Die Novemberausgabe des Tagebuchbloggens fällt nicht nur auf einen Samstag und den Guy Fawkes day, sondern auch auf den diesjährigen Ball meiner Schottisch-Tanz-Gruppe aka Ruhrball. Das war ein langer und anstrengender Tag. Ein Tag, der am Vorabend vom Kleinen mit einem großen Schwall ehemaligen Mittagessens eröffnet wurde, den er auf dem Küchenboden verteilte, weshalb ich die Buffetbeiträge nicht mehr fertigstellen konnte. Noch ein bisschen mehr zu tun.

Samstag Morgens feststellen, dass man nicht alle Zutaten in ausreichender Menge im Haus hat, einkaufen, backen, packen, wissen, dass man etwas vergessen hat (den Tritt aus dem Badezimmer) … zwischendrin die Kinder, der Kleine mit Dünnpfiff, ach, ausdrucken müssen wir noch Programme und Teilnehmerliste und ein Feuerzeug einpacken, für die Kerzen, Schotten sind offenbar alles Nichtraucher, da hat nie jemand Feuer dabei … was ziehe ich heute Abend überhaupt an? Tanzen werde ich nicht, das eröffnet ganz neue Möglichkeiten …

Zum Saal fahren, eingewiesen werden, wo sind die Feuerlöscher, der Erste-Hilfe-Kasten, die Ersatzmüllbeutel? Auto auspacken, der Mann fährt noch mal los, Tischordnung fotografieren und mit dem eintrudelnden Team den Saal ausräumen, umräumen, dekorieren, Buffetbeiträge in die Küche, Tombola in den Vorraum, Flaggen aufhängen, Kinder mit Essen versorgen, und schon ist der Saal fertig, wunderbare Arbeit haben alle geleistet. Es ist 16 Uhr, die ersten Gäste sind da, zwei Sets (=16 Tänzer) zum Walkthrough, denen zwei Stunden später die Köpfe rauchen. Fünf Tänze habe ich gründlich auseinandergenommen mit ihnen, die sollten heute Abend klappen. :)

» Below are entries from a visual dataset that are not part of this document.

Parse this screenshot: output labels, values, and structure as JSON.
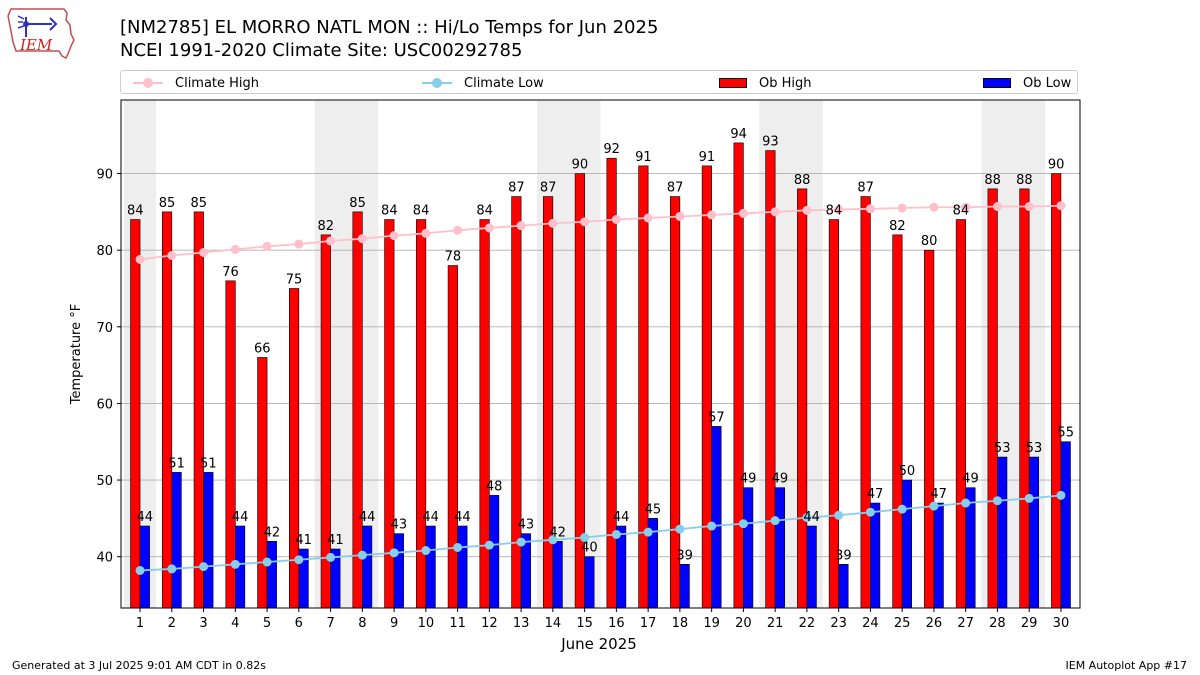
{
  "header": {
    "title_line1": "[NM2785] EL MORRO NATL MON :: Hi/Lo Temps for Jun 2025",
    "title_line2": "NCEI 1991-2020 Climate Site: USC00292785"
  },
  "logo": {
    "text": "IEM"
  },
  "legend": {
    "climate_high": "Climate High",
    "climate_low": "Climate Low",
    "ob_high": "Ob High",
    "ob_low": "Ob Low"
  },
  "colors": {
    "ob_high": "#ff0000",
    "ob_low": "#0000ff",
    "climate_high": "#ffc0cb",
    "climate_low": "#87ceeb",
    "weekend_band": "#eeeeee",
    "grid": "#b0b0b0"
  },
  "chart_data": {
    "type": "bar",
    "xlabel": "June 2025",
    "ylabel": "Temperature °F",
    "ylim": [
      33.3,
      99.6
    ],
    "yticks": [
      40,
      50,
      60,
      70,
      80,
      90
    ],
    "grid": "horizontal",
    "legend_position": "top",
    "categories": [
      "1",
      "2",
      "3",
      "4",
      "5",
      "6",
      "7",
      "8",
      "9",
      "10",
      "11",
      "12",
      "13",
      "14",
      "15",
      "16",
      "17",
      "18",
      "19",
      "20",
      "21",
      "22",
      "23",
      "24",
      "25",
      "26",
      "27",
      "28",
      "29",
      "30"
    ],
    "shaded_days": [
      "1",
      "7",
      "8",
      "14",
      "15",
      "21",
      "22",
      "28",
      "29"
    ],
    "series": [
      {
        "name": "Ob High",
        "kind": "bar",
        "labeled": true,
        "values": [
          84,
          85,
          85,
          76,
          66,
          75,
          82,
          85,
          84,
          84,
          78,
          84,
          87,
          87,
          90,
          92,
          91,
          87,
          91,
          94,
          93,
          88,
          84,
          87,
          82,
          80,
          84,
          88,
          88,
          90
        ]
      },
      {
        "name": "Ob Low",
        "kind": "bar",
        "labeled": true,
        "values": [
          44,
          51,
          51,
          44,
          42,
          41,
          41,
          44,
          43,
          44,
          44,
          48,
          43,
          42,
          40,
          44,
          45,
          39,
          57,
          49,
          49,
          44,
          39,
          47,
          50,
          47,
          49,
          53,
          53,
          55
        ]
      },
      {
        "name": "Climate High",
        "kind": "line",
        "values": [
          78.8,
          79.3,
          79.7,
          80.1,
          80.5,
          80.8,
          81.2,
          81.5,
          81.9,
          82.2,
          82.6,
          82.9,
          83.2,
          83.5,
          83.7,
          84.0,
          84.2,
          84.4,
          84.6,
          84.8,
          85.0,
          85.2,
          85.3,
          85.4,
          85.5,
          85.6,
          85.6,
          85.7,
          85.7,
          85.8
        ]
      },
      {
        "name": "Climate Low",
        "kind": "line",
        "values": [
          38.2,
          38.4,
          38.7,
          39.0,
          39.3,
          39.6,
          39.9,
          40.2,
          40.5,
          40.8,
          41.2,
          41.5,
          41.9,
          42.2,
          42.5,
          42.9,
          43.2,
          43.6,
          44.0,
          44.3,
          44.7,
          45.1,
          45.4,
          45.8,
          46.2,
          46.6,
          47.0,
          47.3,
          47.6,
          48.0
        ]
      }
    ]
  },
  "footer": {
    "generated": "Generated at 3 Jul 2025 9:01 AM CDT in 0.82s",
    "app": "IEM Autoplot App #17"
  }
}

Ab 18 Uhr beginnt es sich langsam zu füllen, mein Mann fährt die Kinder nach Hause (der Kleine ist schon auf einem Schoß eingeschlafen), ich ziehe mich um und fange an nervös zu werden. Tänzer von Oldenburg bis München haben sich angekündigt, insgesamt 51, von denen 58 kommen. Unsere Buffetorganisatorin bleibt entspannt. Zusammen mit der eigenen Gruppe sind wir etwa 70 Leute, absoluter Rekord für uns. Die Tanzfläche hat genau die richtige Größe, puh. Um 19:20 eröffnen wir den Ball, ich darf die Begrüßungsansprache halten und dann die ersten Tänze ansagen. Die Tänzer haben Spaß, und der Anblick, wie sie Tanzfläche stürmen, wenn ich die ersten Takte des nächsten Stücks anspiele, ist so überwältigend, dass es mich durchrieselt. Ich spüre, wie ich anfange zu strahlen. Der Ball ist anders, wenn man nicht tanzt, mehr im Hintergund macht, aber trotzdem toll. Ich will lieber nicht darüber nachdenken, was mir entgeht auf der Tanzfläche. 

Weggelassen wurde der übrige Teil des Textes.